To say beauty is necessary is to say something radical about what human beings require in order to live with dignity. It’s to argue against the logic that separates survival from flourishing, necessity from grace. Morrison didn’t separate these things. She wove them together. Her novels about the most brutal histories are also novels of extraordinary linguistic beauty. Not in spite of their subject matter, but as an integral part of their truth-telling. The beauty makes the truth bearable. The beauty makes the truth real.

So what does this ask of us, right now, in a world that still wants to treat beauty as optional? It asks us to recognize it as an act of resistance. When you make something beautiful—a meal, a sentence, a protest sign, a life—you’re insisting on your own humanity and the humanity of others. You’re refusing the logic that says suffering should be ugly, that struggle is incompatible with grace, that people like us don’t get to have nice things.
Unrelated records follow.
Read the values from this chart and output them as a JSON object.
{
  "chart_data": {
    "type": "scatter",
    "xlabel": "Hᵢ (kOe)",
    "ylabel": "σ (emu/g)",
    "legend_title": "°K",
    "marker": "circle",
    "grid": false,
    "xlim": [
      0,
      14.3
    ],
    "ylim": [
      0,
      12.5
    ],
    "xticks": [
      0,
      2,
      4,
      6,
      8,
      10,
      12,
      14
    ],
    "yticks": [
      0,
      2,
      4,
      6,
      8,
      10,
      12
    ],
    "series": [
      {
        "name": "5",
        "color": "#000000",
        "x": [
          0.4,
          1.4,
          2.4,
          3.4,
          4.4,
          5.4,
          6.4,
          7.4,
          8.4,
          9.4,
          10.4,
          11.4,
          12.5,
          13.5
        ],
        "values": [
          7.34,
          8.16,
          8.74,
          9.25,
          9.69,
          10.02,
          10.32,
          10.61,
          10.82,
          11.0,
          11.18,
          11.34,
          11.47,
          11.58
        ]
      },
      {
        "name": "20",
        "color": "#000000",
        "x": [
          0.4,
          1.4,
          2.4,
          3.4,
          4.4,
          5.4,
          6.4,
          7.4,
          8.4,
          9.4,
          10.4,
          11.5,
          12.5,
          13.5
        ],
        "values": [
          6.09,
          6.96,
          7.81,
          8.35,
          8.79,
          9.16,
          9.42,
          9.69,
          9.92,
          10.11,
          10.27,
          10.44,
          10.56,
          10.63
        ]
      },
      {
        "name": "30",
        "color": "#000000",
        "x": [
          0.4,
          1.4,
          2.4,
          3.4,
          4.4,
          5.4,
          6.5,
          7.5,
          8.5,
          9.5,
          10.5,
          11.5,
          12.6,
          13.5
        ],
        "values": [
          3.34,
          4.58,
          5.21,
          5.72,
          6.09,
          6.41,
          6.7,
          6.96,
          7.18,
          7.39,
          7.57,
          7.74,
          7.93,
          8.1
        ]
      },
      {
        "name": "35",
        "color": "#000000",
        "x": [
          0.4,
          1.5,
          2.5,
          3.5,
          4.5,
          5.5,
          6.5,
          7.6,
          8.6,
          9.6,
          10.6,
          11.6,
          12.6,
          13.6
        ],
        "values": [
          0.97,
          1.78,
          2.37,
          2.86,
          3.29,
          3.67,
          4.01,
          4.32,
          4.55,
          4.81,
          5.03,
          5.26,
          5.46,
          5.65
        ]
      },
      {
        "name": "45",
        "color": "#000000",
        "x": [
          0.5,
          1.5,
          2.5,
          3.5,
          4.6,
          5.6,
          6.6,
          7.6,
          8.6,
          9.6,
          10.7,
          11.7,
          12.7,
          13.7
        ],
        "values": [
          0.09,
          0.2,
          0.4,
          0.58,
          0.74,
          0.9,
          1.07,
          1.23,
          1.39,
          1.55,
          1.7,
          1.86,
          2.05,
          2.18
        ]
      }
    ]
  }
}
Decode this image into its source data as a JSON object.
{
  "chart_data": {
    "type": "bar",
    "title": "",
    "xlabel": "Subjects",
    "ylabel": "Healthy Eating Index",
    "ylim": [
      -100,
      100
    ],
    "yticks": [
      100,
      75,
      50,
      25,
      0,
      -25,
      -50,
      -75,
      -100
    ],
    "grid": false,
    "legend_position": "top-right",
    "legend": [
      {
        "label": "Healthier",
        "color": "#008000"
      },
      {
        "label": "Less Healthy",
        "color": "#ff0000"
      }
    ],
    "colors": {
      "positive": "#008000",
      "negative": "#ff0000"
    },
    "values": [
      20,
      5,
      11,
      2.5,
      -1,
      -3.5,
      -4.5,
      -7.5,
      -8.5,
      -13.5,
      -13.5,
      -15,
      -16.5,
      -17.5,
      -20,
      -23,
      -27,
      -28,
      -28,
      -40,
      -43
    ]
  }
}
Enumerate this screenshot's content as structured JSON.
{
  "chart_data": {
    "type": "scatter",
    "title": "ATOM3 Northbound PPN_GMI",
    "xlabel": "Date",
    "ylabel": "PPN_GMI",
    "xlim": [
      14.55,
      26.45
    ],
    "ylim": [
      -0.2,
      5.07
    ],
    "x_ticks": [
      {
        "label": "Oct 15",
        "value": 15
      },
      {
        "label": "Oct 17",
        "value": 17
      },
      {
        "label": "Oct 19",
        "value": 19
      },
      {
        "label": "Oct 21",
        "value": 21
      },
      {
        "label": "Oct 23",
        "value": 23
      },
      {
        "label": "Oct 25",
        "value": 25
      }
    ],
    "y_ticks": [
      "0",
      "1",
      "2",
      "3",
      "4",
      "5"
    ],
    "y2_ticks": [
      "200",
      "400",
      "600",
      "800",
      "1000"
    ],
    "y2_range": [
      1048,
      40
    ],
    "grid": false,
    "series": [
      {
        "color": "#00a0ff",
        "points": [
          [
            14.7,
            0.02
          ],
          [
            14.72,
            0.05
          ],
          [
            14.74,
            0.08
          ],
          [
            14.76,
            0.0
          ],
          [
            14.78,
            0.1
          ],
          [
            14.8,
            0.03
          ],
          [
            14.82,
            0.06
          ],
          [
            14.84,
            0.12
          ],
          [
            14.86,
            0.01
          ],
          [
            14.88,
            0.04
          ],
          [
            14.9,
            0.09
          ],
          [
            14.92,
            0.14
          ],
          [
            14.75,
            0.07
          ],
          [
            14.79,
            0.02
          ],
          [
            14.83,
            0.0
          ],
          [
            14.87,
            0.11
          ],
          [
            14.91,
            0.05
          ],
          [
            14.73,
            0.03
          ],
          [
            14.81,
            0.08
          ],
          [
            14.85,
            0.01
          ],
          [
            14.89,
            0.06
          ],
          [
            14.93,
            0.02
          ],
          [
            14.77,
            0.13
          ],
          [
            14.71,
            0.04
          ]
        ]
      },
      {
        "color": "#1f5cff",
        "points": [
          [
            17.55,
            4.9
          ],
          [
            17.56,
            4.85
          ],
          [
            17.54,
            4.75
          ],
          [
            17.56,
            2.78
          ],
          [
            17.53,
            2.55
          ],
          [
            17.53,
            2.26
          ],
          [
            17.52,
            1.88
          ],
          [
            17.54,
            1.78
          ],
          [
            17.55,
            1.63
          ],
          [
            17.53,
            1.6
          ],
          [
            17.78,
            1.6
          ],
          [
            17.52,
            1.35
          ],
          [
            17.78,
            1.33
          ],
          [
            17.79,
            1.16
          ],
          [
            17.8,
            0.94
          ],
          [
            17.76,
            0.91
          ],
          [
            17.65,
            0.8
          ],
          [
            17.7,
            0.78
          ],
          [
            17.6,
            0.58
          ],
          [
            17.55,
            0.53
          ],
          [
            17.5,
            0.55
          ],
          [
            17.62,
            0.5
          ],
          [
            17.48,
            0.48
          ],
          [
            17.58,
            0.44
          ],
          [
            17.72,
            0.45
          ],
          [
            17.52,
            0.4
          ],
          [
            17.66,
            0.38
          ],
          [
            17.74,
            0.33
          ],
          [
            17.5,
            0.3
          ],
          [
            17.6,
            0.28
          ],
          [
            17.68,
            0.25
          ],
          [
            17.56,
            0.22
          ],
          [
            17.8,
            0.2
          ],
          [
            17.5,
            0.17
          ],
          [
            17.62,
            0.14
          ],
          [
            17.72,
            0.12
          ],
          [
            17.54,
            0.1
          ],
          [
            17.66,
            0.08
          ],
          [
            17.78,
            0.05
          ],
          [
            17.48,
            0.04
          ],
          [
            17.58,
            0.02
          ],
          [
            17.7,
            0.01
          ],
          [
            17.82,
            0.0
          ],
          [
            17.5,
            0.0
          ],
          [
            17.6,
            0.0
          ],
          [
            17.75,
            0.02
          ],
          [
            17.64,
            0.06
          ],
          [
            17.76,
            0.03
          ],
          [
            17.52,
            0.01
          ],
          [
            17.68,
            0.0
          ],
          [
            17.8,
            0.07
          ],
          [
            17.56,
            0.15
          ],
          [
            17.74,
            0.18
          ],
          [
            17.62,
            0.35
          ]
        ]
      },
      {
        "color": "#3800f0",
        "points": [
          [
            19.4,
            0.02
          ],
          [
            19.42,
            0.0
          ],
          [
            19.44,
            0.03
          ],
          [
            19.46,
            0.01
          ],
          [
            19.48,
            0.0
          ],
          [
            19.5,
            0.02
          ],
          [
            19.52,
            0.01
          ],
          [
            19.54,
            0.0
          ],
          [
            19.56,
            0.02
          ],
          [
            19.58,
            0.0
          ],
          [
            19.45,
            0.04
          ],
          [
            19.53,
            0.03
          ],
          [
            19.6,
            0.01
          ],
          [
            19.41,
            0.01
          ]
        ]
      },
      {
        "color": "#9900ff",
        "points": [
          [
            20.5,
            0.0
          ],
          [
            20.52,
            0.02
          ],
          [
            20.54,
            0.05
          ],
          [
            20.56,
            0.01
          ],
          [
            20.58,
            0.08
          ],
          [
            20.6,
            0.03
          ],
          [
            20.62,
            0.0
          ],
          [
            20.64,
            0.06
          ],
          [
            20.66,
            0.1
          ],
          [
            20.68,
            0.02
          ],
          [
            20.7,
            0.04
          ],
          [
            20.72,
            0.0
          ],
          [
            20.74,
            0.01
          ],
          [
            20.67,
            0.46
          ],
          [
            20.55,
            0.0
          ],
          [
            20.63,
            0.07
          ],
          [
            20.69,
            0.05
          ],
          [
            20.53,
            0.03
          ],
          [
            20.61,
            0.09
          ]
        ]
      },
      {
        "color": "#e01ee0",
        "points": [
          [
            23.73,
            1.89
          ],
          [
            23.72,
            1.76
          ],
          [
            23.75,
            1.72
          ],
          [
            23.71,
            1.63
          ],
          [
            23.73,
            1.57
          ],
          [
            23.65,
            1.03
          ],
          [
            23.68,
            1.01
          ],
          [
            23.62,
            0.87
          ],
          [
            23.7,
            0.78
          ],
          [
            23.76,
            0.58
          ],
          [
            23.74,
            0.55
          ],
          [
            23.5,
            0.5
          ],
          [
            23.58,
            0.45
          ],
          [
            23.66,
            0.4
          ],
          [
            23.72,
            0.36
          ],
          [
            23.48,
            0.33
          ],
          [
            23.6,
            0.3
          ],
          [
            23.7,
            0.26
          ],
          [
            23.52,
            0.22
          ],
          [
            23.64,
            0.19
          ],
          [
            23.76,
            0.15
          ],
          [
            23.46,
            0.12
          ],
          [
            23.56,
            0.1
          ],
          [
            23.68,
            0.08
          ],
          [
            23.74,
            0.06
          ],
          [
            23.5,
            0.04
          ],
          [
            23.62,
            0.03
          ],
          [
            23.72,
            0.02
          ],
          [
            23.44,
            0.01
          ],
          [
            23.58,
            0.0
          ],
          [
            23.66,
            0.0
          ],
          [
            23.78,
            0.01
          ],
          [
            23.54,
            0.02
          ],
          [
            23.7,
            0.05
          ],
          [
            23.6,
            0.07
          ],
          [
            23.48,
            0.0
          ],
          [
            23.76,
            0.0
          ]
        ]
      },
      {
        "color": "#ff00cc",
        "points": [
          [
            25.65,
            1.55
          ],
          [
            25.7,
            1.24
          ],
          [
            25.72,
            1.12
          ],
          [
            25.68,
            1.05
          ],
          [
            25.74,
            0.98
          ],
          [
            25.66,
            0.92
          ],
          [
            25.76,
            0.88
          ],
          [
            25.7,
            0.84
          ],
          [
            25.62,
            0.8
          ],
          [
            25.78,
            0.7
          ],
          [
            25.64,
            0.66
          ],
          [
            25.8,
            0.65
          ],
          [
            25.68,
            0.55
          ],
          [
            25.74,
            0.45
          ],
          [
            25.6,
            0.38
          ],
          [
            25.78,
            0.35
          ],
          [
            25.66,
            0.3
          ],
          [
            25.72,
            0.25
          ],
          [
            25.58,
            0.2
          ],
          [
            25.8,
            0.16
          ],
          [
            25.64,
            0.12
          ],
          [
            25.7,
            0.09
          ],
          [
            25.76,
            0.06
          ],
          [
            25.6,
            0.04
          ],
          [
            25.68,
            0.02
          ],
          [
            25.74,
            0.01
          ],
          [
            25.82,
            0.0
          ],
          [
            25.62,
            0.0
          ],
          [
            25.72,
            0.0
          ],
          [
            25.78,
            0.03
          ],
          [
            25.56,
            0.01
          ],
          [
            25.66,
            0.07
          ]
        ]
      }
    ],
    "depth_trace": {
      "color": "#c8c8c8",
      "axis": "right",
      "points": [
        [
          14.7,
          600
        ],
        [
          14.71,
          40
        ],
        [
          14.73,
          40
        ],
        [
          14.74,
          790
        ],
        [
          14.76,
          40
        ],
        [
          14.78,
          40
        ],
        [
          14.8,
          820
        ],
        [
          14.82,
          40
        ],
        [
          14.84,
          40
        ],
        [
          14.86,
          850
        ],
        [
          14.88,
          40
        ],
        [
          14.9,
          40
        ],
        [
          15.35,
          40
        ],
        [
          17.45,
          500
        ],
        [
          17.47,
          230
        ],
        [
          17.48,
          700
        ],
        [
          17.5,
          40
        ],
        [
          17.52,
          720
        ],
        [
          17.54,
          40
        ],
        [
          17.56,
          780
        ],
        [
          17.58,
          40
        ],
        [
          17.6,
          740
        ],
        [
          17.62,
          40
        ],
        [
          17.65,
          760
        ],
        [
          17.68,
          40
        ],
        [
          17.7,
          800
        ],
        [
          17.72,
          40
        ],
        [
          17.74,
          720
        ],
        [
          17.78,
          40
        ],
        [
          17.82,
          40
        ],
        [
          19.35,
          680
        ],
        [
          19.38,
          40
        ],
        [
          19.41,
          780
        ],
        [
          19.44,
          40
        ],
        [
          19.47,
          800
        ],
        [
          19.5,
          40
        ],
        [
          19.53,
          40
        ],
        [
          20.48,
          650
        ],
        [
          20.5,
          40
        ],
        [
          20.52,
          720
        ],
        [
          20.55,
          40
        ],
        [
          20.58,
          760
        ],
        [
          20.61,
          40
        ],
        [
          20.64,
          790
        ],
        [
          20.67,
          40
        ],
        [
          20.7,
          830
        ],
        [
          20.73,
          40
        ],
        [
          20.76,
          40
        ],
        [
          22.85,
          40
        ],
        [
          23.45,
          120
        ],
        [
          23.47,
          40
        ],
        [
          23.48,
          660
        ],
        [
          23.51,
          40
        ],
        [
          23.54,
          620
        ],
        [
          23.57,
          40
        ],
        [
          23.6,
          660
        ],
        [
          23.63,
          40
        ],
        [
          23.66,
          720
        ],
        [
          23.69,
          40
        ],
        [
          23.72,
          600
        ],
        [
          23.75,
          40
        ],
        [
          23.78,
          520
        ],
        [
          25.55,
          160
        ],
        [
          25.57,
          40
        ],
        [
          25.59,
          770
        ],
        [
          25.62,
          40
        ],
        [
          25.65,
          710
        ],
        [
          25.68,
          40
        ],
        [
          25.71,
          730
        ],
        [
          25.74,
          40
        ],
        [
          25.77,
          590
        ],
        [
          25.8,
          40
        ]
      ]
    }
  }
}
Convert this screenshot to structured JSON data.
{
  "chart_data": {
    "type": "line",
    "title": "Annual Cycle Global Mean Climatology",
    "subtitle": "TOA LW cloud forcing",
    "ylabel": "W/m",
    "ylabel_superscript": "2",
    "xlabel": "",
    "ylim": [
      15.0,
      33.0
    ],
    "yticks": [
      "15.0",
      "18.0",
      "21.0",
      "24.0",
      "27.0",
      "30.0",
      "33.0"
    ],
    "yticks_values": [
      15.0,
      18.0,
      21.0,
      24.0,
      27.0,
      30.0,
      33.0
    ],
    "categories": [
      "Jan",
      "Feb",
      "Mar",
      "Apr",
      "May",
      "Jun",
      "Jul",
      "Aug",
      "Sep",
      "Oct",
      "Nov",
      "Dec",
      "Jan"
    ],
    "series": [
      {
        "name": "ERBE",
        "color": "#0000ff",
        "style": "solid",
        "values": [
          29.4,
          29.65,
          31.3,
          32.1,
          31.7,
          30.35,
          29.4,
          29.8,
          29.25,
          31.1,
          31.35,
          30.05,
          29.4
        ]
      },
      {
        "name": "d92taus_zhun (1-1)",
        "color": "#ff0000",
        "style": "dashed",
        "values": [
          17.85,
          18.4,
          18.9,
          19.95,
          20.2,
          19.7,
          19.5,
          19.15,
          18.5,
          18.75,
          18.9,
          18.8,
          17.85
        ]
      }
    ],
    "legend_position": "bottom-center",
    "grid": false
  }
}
You’re doing what Morrison did: making beauty an absolute necessity rather than waiting for permission to experience it.

This is not the same as aesthetic escapism. It’s the opposite. It’s the insistence that we can tell hard truths beautifully, that we can live lives of dignity and care even in systems designed to deny us both, that the most necessary things often have to be made by hand, with attention, with love.

Morrison knew this. And she said it, into a room, into a microphone, into the future—not as a nice idea but as a diagnosis of what human beings actually need.